Netflix seems to have hit gold once again with Stranger Things Season 2. The second installment of the series was positively received worldwide.

According to Variety, Stranger Things Season 2 broke the record on Twitter for the most tweeted streaming show. More than 3 million tweets were blasted about the show during its opening weekend alone.


Stranger Things 2 still has that nostalgic feel people loved about the first season and the pacing is still perfect. The town of Hawkins is relatively the same. At the beginning, everyone in town — except for the main characters, and to a certain extent, their families — seem unchanged.

However, even the setting changes by the end of the second season, with the townspeople not really feeling safe in Hawkins anymore due to the “gas leak” from the lab. The story takes familiar elements from the first season and takes them a bit further so everything still progresses.

For instance, take the conflict. The main problem is still the Upside Down and the Demogorgon. Stranger Things 2 takes it to a whole other level by making the gate and the Demogorgon bigger — not to mention the Demodogs, who act like henchmen for the big bad. The stakes were much higher this season, too, which felt like the right move to make going forward with the series. For example, you could argue that Will is in a worse position this season. Being possessed by a Demogorgon is probably a much crueler fate than being lost in the Upside Down. Plus, Will goes through this experience in his world, a place he is supposedly safe from the creatures of the Upside Down.

The plot and its progression gave audiences the same interesting and fun story to watch, however, the series as a whole felt like it lost some of its elements of surprise. It seems like the Duffer brothers really took in some of the questions, theories, and comments fans had about the show and placed them in the second season seamlessly. The Duffer brothers introduced another child like Eleven, gave Barbara’s character proper closure, and tied up other loose ends that fans wanted to be cleared up. Thus, the second season sort of feels like it was tailor-fit to give fans what they asked for and not really trying to do more than that.

Overall, the plot of Stranger Things Season 2 sort of seems like fan service, but that doesn’t necessarily mean it’s bad. After all, it wouldn’t be here if it weren’t for the fans.


Character Development

The most prominent difference in the Netflix series is seen in the characters of the show and how their lives and personalities have changed. There are a lot of characters to go through, so we’ll just cover Eleven, Max, and Will because they seemed to have more of an impact for viewers.

Eleven’s character develops quickly and quite sporadically throughout the series. The most overt changes can be seen in Eleven.

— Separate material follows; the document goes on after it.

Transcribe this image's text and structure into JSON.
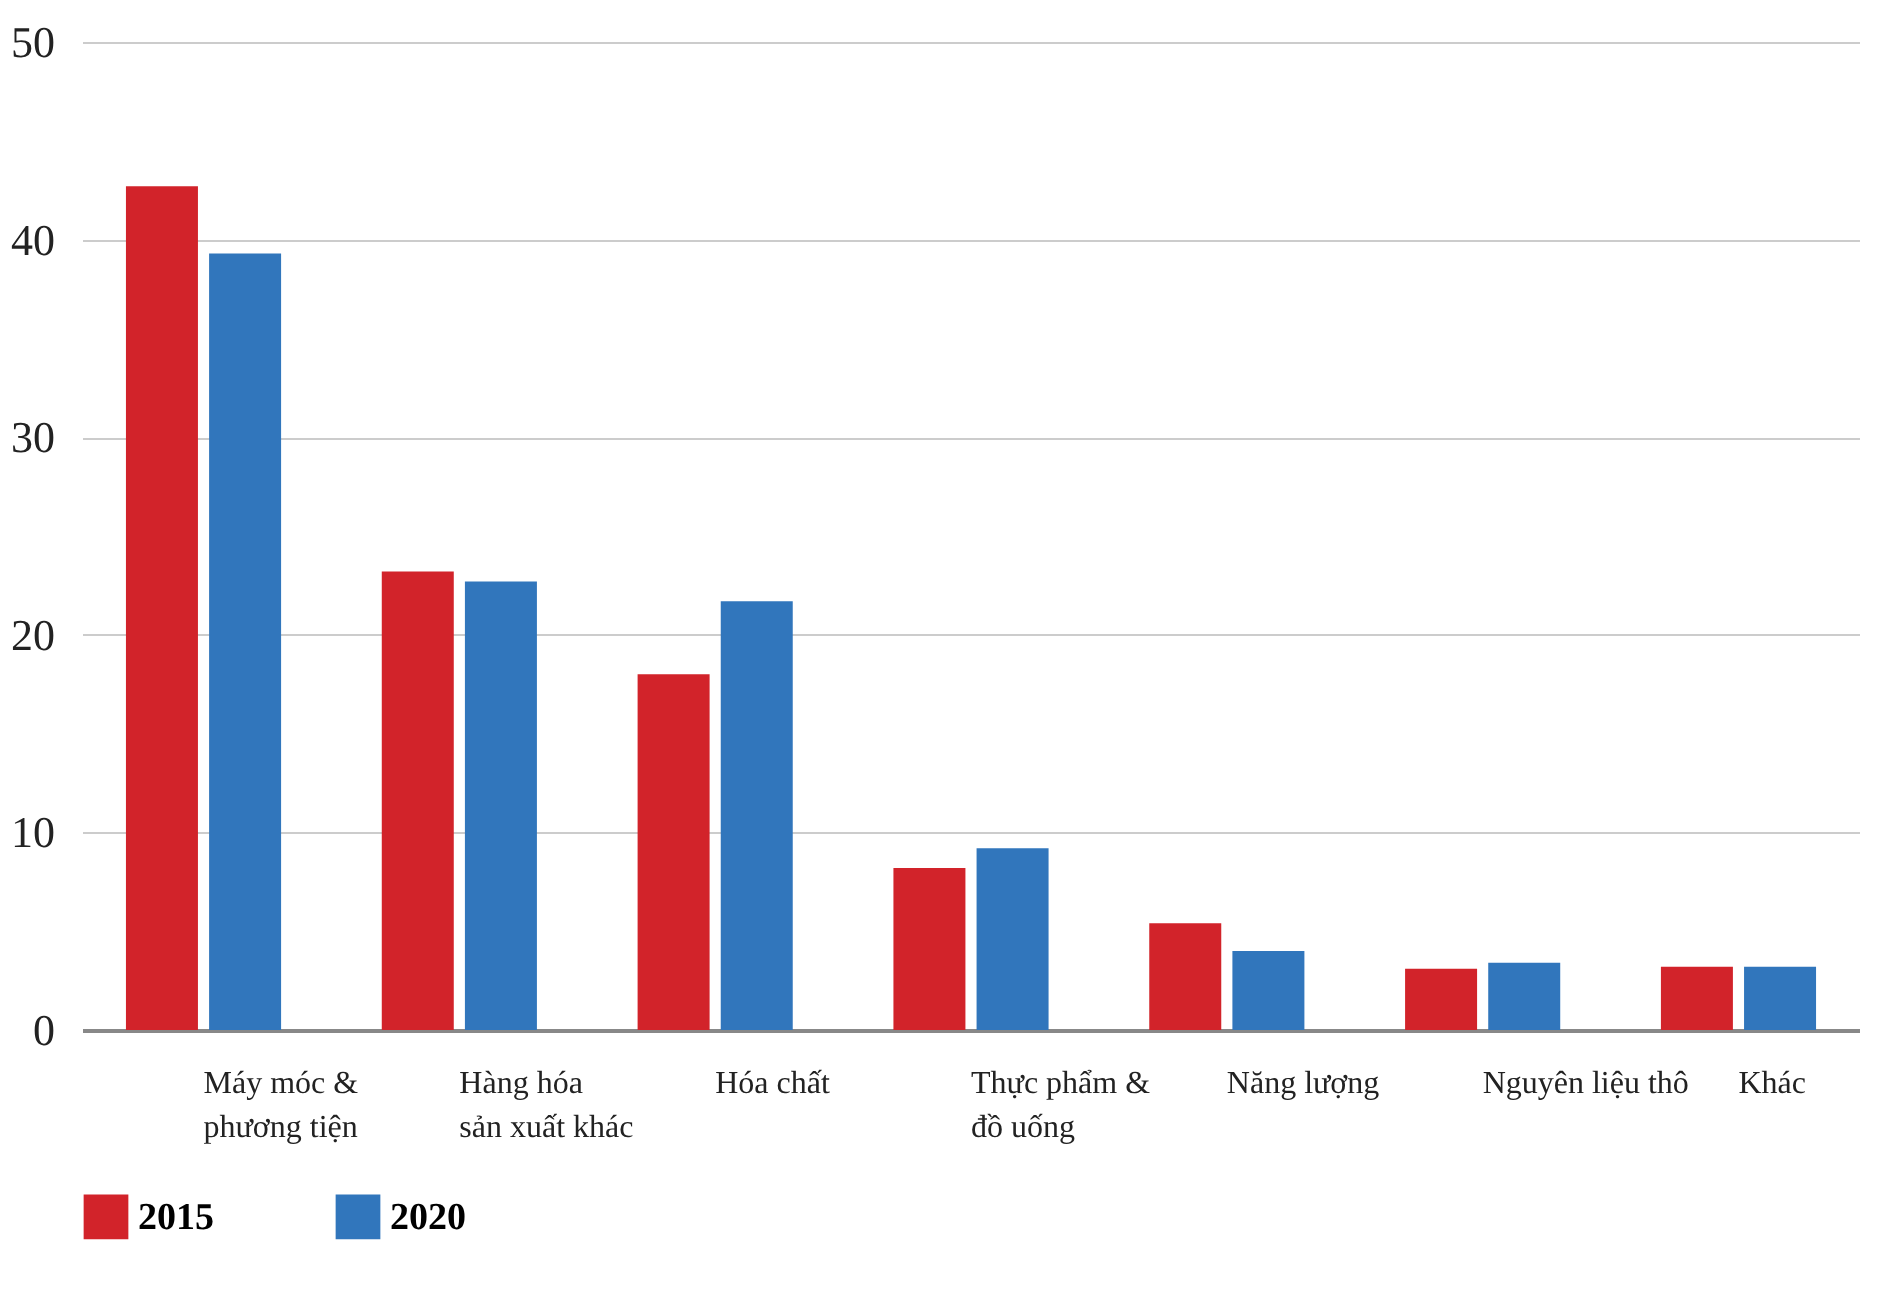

While El knows a bit more about the world outside the lab, she still doesn’t know enough. We can see throughout the series how difficult it is for her to live a normal life. Her one chance at normalcy, Mike, is quickly brushed aside in Eleven’s storyline when Millie Bobby Brown’s character sees him with Max.

The telekinetic preteen’s background story is already pretty sad, and it doesn’t seem like it will be all candy and rainbows anytime soon. Eleven wants to know where she fits in society, and Season 2 looks like it is only the beginning of her journey.

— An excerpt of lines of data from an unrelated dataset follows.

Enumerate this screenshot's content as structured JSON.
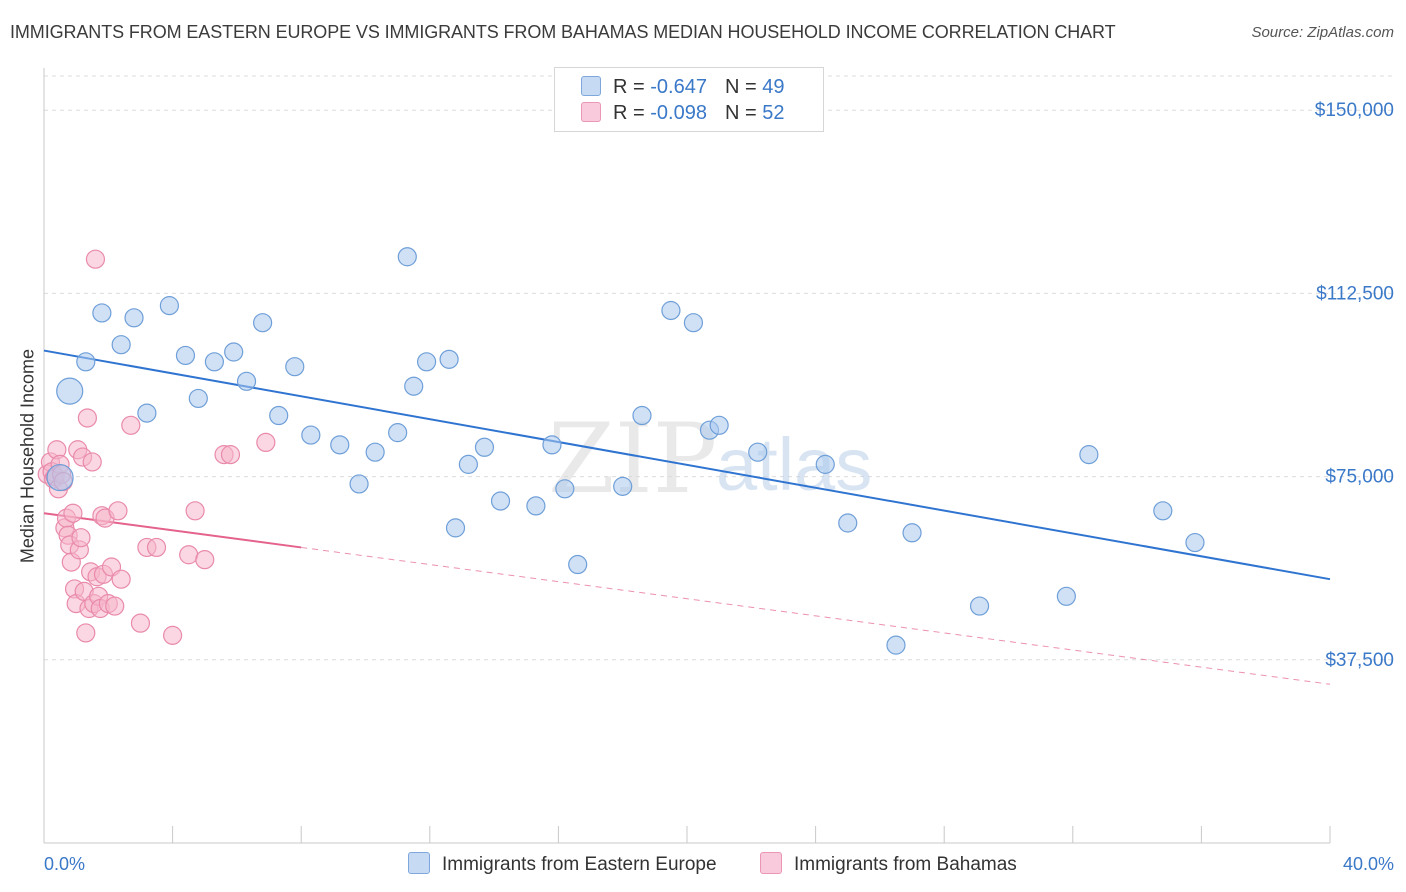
{
  "title": "IMMIGRANTS FROM EASTERN EUROPE VS IMMIGRANTS FROM BAHAMAS MEDIAN HOUSEHOLD INCOME CORRELATION CHART",
  "source": "Source: ZipAtlas.com",
  "watermark": {
    "zip": "ZIP",
    "atlas": "atlas"
  },
  "colors": {
    "blue_fill": "#a9c8ef",
    "blue_stroke": "#6f9fd8",
    "blue_line": "#2f74d0",
    "pink_fill": "#f5b6ca",
    "pink_stroke": "#e98aab",
    "pink_line": "#e4628c",
    "axis_text": "#3a78c8"
  },
  "legend": {
    "rows": [
      {
        "r_label": "R = ",
        "r_value": "-0.647",
        "n_label": "N = ",
        "n_value": "49"
      },
      {
        "r_label": "R = ",
        "r_value": "-0.098",
        "n_label": "N = ",
        "n_value": "52"
      }
    ]
  },
  "chart_data": {
    "type": "scatter",
    "title": "IMMIGRANTS FROM EASTERN EUROPE VS IMMIGRANTS FROM BAHAMAS MEDIAN HOUSEHOLD INCOME CORRELATION CHART",
    "xlabel": "",
    "ylabel": "Median Household Income",
    "xlim": [
      0,
      40
    ],
    "ylim": [
      0,
      157000
    ],
    "x_tick_labels": {
      "min": "0.0%",
      "max": "40.0%"
    },
    "y_ticks": [
      {
        "value": 37500,
        "label": "$37,500"
      },
      {
        "value": 75000,
        "label": "$75,000"
      },
      {
        "value": 112500,
        "label": "$112,500"
      },
      {
        "value": 150000,
        "label": "$150,000"
      }
    ],
    "grid": true,
    "legend_position": "top-center",
    "series": [
      {
        "name": "Immigrants from Eastern Europe",
        "color": "blue",
        "r": -0.647,
        "n": 49,
        "trend": {
          "x0": 0,
          "y0": 100800,
          "x1": 40,
          "y1": 54000,
          "dashed_to": 40
        },
        "points": [
          [
            0.5,
            74800,
            "big"
          ],
          [
            0.8,
            92500,
            "big"
          ],
          [
            1.3,
            98500
          ],
          [
            1.8,
            108500
          ],
          [
            2.4,
            102000
          ],
          [
            2.8,
            107500
          ],
          [
            3.2,
            88000
          ],
          [
            3.9,
            110000
          ],
          [
            4.4,
            99800
          ],
          [
            4.8,
            91000
          ],
          [
            5.3,
            98500
          ],
          [
            5.9,
            100500
          ],
          [
            6.3,
            94500
          ],
          [
            6.8,
            106500
          ],
          [
            7.3,
            87500
          ],
          [
            7.8,
            97500
          ],
          [
            8.3,
            83500
          ],
          [
            9.2,
            81500
          ],
          [
            9.8,
            73500
          ],
          [
            10.3,
            80000
          ],
          [
            11.0,
            84000
          ],
          [
            11.3,
            120000
          ],
          [
            11.5,
            93500
          ],
          [
            11.9,
            98500
          ],
          [
            12.6,
            99000
          ],
          [
            12.8,
            64500
          ],
          [
            13.2,
            77500
          ],
          [
            13.7,
            81000
          ],
          [
            14.2,
            70000
          ],
          [
            15.3,
            69000
          ],
          [
            15.8,
            81500
          ],
          [
            16.2,
            72500
          ],
          [
            16.6,
            57000
          ],
          [
            18.0,
            73000
          ],
          [
            18.6,
            87500
          ],
          [
            19.5,
            109000
          ],
          [
            20.2,
            106500
          ],
          [
            20.7,
            84500
          ],
          [
            21.0,
            85500
          ],
          [
            22.2,
            80000
          ],
          [
            24.3,
            77500
          ],
          [
            25.0,
            65500
          ],
          [
            27.0,
            63500
          ],
          [
            29.1,
            48500
          ],
          [
            26.5,
            40500
          ],
          [
            31.8,
            50500
          ],
          [
            32.5,
            79500
          ],
          [
            34.8,
            68000
          ],
          [
            35.8,
            61500
          ]
        ]
      },
      {
        "name": "Immigrants from Bahamas",
        "color": "pink",
        "r": -0.098,
        "n": 52,
        "trend": {
          "x0": 0,
          "y0": 67500,
          "x1": 8,
          "y1": 60500,
          "dashed_to": 40,
          "y_at_dashed_end": 32500
        },
        "points": [
          [
            0.1,
            75500
          ],
          [
            0.2,
            78000
          ],
          [
            0.25,
            76000
          ],
          [
            0.3,
            74500
          ],
          [
            0.35,
            75000
          ],
          [
            0.4,
            80500
          ],
          [
            0.45,
            72500
          ],
          [
            0.5,
            77500
          ],
          [
            0.55,
            75500
          ],
          [
            0.6,
            74000
          ],
          [
            0.65,
            64500
          ],
          [
            0.7,
            66500
          ],
          [
            0.75,
            63000
          ],
          [
            0.8,
            61000
          ],
          [
            0.85,
            57500
          ],
          [
            0.9,
            67500
          ],
          [
            0.95,
            52000
          ],
          [
            1.0,
            49000
          ],
          [
            1.05,
            80500
          ],
          [
            1.1,
            60000
          ],
          [
            1.15,
            62500
          ],
          [
            1.2,
            79000
          ],
          [
            1.25,
            51500
          ],
          [
            1.3,
            43000
          ],
          [
            1.35,
            87000
          ],
          [
            1.4,
            48000
          ],
          [
            1.45,
            55500
          ],
          [
            1.5,
            78000
          ],
          [
            1.55,
            49000
          ],
          [
            1.6,
            119500
          ],
          [
            1.65,
            54500
          ],
          [
            1.7,
            50500
          ],
          [
            1.75,
            48000
          ],
          [
            1.8,
            67000
          ],
          [
            1.85,
            55000
          ],
          [
            1.9,
            66500
          ],
          [
            2.0,
            49000
          ],
          [
            2.1,
            56500
          ],
          [
            2.2,
            48500
          ],
          [
            2.3,
            68000
          ],
          [
            2.4,
            54000
          ],
          [
            2.7,
            85500
          ],
          [
            3.0,
            45000
          ],
          [
            3.2,
            60500
          ],
          [
            3.5,
            60500
          ],
          [
            4.0,
            42500
          ],
          [
            4.5,
            59000
          ],
          [
            4.7,
            68000
          ],
          [
            5.0,
            58000
          ],
          [
            5.6,
            79500
          ],
          [
            5.8,
            79500
          ],
          [
            6.9,
            82000
          ]
        ]
      }
    ]
  }
}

Meanwhile, Max introduces a foil to Eleven’s character, similar to how Lucas is a foil to Mike. Max is everything Eleven was to the boys in Season 1, albeit less strange and a little less complicated.

Madmax is a different type of girl. She’s not like the other girls the boys have met, like Eleven. The girl from California and the boys have a lot of things in common, like playing arcade games. Max also seems to understand the nerd references the boys make during their conversations.


The difference between the two girls is what makes their dynamic so interesting. Madmax is in the realm of normalcy. She can like everything the boys do and give them a normal life, while Eleven is the embodiment of the world the boys escape to in their games, like D&D.

Finally, there is Will. Slate magazine called Noah Schnapp, the actor who plays Will, the MVP of Stranger Things 2, and there is no other way to put it. Schnapp’s character showed a lot of different aspects to Will this season.

In the first season of Stranger Things, we never really saw the dynamic Will had with the other boys. But the second season shows how each boy contributes to the group or their party.

Will does seem to be the more thoughtful one in the group. With his added trauma, Will seems to be mature, but not necessarily mature enough to lead the group. Will is mature in a rational sense. He’s the mediator, the one who the boys turn to for advice when they are in a disagreement. This is seen in his relationship with Mike, who takes more of a leader-role in the group. Mike and Will’s relationship is similar to King Arthur’s relationship with Merlin.

Once again, the Duffer brothers were able to weave an intricate story for Stranger Things 2. Given the ending of the second season and its popularity, Netflix will likely produce a third season to conclude the series. In the meantime fans will just have to sift through fan theories and rewatch Seasons 1 and 2 of Stranger Things.